В эти два-три часа Джон Гарвей, мистер Джон Гарвей из Нью-Йорка, бывший клерк «Торгового дома Бурбенк и Сын» и бывший властелин обоих континентов Нового Света, пережил заново все то, что случилось с ним четыре года назад. Все. И знакомство с женщиной, с которой судьба связала его на всю жизнь, и зарождение чувства к ней, и внутреннюю мучительную борьбу, и свое поражение в этой борьбе, и разочарования, и опасения, и тревогу.
— И вот, когда дочитана была последняя страница тетради, я вместо того, чтобы закрыть ее и снова положить в стол, перевернул лист, взял перо и начал набрасывать эти строки.
Мне хочется дописать то, что осталось незаконченным. Мне хочется соединить минувшее хрупкой нитью воспоминаний с тем, что составляет мое настоящее. Самая красивая симфония без заключительного аккорда теряет половину своей прелести. Пусть же эти строки будут заключительным аккордом моей жизненной симфонии. Аккордом моего светлого и большого счастья.
Сперва, впрочем, несколько строк о другом. Только несколько строк. Я всегда был педантом и потому непременно хочу записать в эту тетрадь все, что касается настоящего периода моей жизни. Пусть даже это «все» местами будет неприглядным, тяжелым и печальным. Это ничего. Лишь конец повести должен быть благополучным и приятным. А он таким и будет. Требования, которые предъявлялись некогда к авторам моей родины, будут мною строго выполнены.
А теперь о событиях последних лет.
Все известия, полученные по радио за этот год, весьма утешительны. В Старом Свете порядок восстановился. Конечно, относительный. Раны, очень глубокие раны, всем народам придется залечивать еще чрезвычайно долго. Во всяком случае, кризис миновал и мир, бывший тяжко больным все эти долгие годы, начинает выздоравливать. Когда он исцелится окончательно и по-прежнему твердо встанет на ноги — другой вопрос. Разрушать в миллион раз легче, чем созидать.
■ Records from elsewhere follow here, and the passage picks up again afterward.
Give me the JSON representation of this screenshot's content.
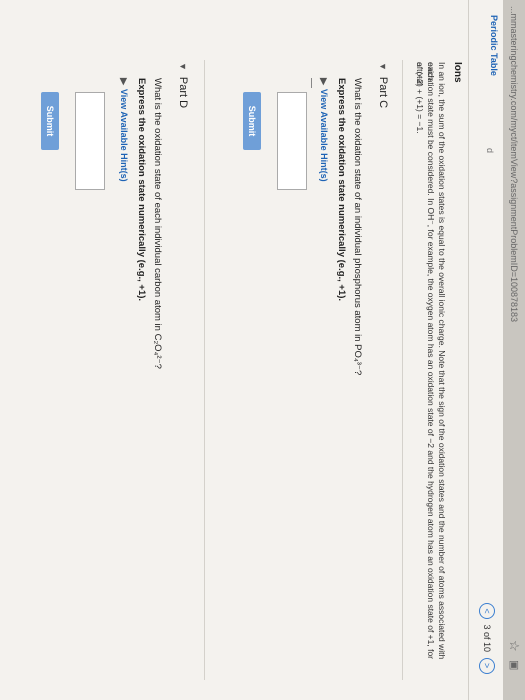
{
  "browser": {
    "url": "...mmasteringchemistry.com/myct/itemView?assignmentProblemID=100878183",
    "star_icon": "star-icon",
    "bookmark_icon": "bookmark-icon"
  },
  "sidebar": {
    "tab_label": "Periodic Table",
    "stub": "d"
  },
  "pager": {
    "prev": "<",
    "position": "3 of 10",
    "next": ">"
  },
  "ions": {
    "title": "Ions",
    "text_1": "In an ion, the sum of the oxidation states is equal to the overall ionic charge. Note that the sign of the oxidation states and the number of atoms associated with each",
    "text_2": "oxidation state must be considered. In OH⁻, for example, the oxygen atom has an oxidation state of −2 and the hydrogen atom has an oxidation state of +1, for a total",
    "text_3": "of (−2) + (+1) = −1."
  },
  "part_c": {
    "label": "Part C",
    "question": "What is the oxidation state of an individual phosphorus atom in PO₄³⁻?",
    "instruction": "Express the oxidation state numerically (e.g., +1).",
    "hints": "View Available Hint(s)",
    "answer_value": "",
    "submit": "Submit"
  },
  "part_d": {
    "label": "Part D",
    "question": "What is the oxidation state of each individual carbon atom in C₂O₄²⁻?",
    "instruction": "Express the oxidation state numerically (e.g., +1).",
    "hints": "View Available Hint(s)",
    "answer_value": "",
    "submit": "Submit"
  }
}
Однако, есть и хорошая сторона в том кровавом урагане страданий и смерти, который бушевал над человечеством в течение стольких лет. Эта хорошая сторона — низвержение ужасного красного кумира. Кумира, которому так долго служил обезумевший мир. Он низвержен, разбит, растоптан. И с ним погибла жалкая утопия о земном рае.